OK, OK…now that genetics is out as a cultural crutch for obesity, here goes something to quickly take its place.  Get this: Childhood obesity might be linked to the common cold virus.  Yes, yes, the common cold.  Not lifestyle behaviors, but a virus.  How’s that for quick thinking?

A recent study to be published in the September 20 issue of Pediatrics showed that some children infected by adenovirus 36 (AD36), which causes the common cold and slight gastrointestinal upset, were an average of 50 pounds heavier than children who hadn’t been infected by this particular strain.  The study, small and rife with coincidences, is the latest in “take-the-blame-off-the-patient” obesity hypotheses.

The study looked at 124 children between the ages of 8-18, with more than 50% (67 total) considered obese based on body-mass measurements for their age and gender, and found that nearly one in four obese children had been infected with AD36, compared to only 7% of non-obese children.  In total, the numbers are 15 and 4 respectively–this makes a study?  Further, within the entire group of obese children, those who were AD36-positive weighed about 35 pounds more than obese children who hadn’t been infected with AD36.

I repeat, this makes a study?  Now granted, the authors do not claim to have proof, but I laugh at the absurdity of the notion from the start.  Why not study the link between biting one’s fingernails and developing hemorrhoids?  Seriously.

OK, I get the rationale, but come on!  Whether or not a child has been infected with adenovirus does not remove the necessity to watch the diet and to be active, plain and simple.

But we musn’t blame people. Why the hell not?  Why perpetuate the ultimate problem: the lack of knowledge, understanding, discipline and responsibility?  Here’s why.  Hypotheses lead to further studies, connections lead to rationales, and rationales lead to drug and vaccine development–think anti-depressants.  New drugs for epidemics means a shipload of money.  The public gets a new wonder drug, doctors get more business, and government gets to look like it supports the public health by endorsing poppycock.

So the rest of us get a good five years of having to hear how people are fat because they’d at one time caught a cold; a particular cold; a fat cold.  And we get to pay even more for their health care, because it’s not their fault and everyone should be entitled to be an ignorant, irresponsible and undisciplined glutton.  We support you…literally.

Now before I get accused of being insensitive to obese people, remember, I’m the first to say be whatever you want to be.  I have nothing against obesity, ignorance, irresponsibility or a lack of discipline, because I know that everyone has these same characteristics somewhere in their lives.  In fact, I have said in this very blog and in my health articles that I am more an advocate for people loving who they are as they are, even if obese, as long as if they want to change, they take the responsibility to do so on their own.  No BS, no excuses, just take the leap and accept the glory and the blame.

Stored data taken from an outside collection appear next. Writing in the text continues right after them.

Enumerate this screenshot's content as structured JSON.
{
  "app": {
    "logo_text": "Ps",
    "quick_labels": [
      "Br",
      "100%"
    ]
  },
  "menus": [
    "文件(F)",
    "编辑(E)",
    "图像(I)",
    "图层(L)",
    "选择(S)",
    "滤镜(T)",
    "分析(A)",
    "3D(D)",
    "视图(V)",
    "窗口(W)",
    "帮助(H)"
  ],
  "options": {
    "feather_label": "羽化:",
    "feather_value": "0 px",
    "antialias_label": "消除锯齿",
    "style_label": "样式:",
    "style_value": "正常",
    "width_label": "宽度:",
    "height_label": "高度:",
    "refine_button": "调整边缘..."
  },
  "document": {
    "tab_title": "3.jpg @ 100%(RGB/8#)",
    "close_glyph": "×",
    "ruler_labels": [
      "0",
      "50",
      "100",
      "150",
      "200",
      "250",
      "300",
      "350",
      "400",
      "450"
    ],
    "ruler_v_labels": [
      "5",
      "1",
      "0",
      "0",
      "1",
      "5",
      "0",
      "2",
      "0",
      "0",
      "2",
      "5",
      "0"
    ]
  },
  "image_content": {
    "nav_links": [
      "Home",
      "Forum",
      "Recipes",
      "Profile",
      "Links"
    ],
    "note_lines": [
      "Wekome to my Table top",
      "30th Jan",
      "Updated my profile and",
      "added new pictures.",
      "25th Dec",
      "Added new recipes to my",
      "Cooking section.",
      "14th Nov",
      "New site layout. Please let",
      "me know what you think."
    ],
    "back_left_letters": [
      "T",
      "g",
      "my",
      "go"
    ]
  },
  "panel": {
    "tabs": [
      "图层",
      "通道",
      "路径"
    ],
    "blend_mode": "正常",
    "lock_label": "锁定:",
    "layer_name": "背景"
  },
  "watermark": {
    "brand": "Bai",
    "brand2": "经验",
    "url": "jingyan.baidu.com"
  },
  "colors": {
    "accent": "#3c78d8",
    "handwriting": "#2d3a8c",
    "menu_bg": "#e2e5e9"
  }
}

But I do not support removing personal responsibility from one’s physical health and well-being; and I definitely do not support the use of so-called science to find further reason to move the blame away from the individual.  To answer one of the study’s authors, who thinks we should “move away from assigning blame, and broaden the way we think about obesity,” I say, it help much less to give people another crutch to simply rationalize reality: It takes hard work and a drastic change in lifestyle to lose weight and keep it off.  You’ve got to cut the sodas, work out, and keep the overeating in check.

Trying to pass off the notion that obesity is somehow caused by exposure to the common cold is irresponsible, and in my mind, an obvious attempt at creating the next blockbuster drug.  It’s a free market, yes–but will it change the world’s obesity profile?  Fat chance.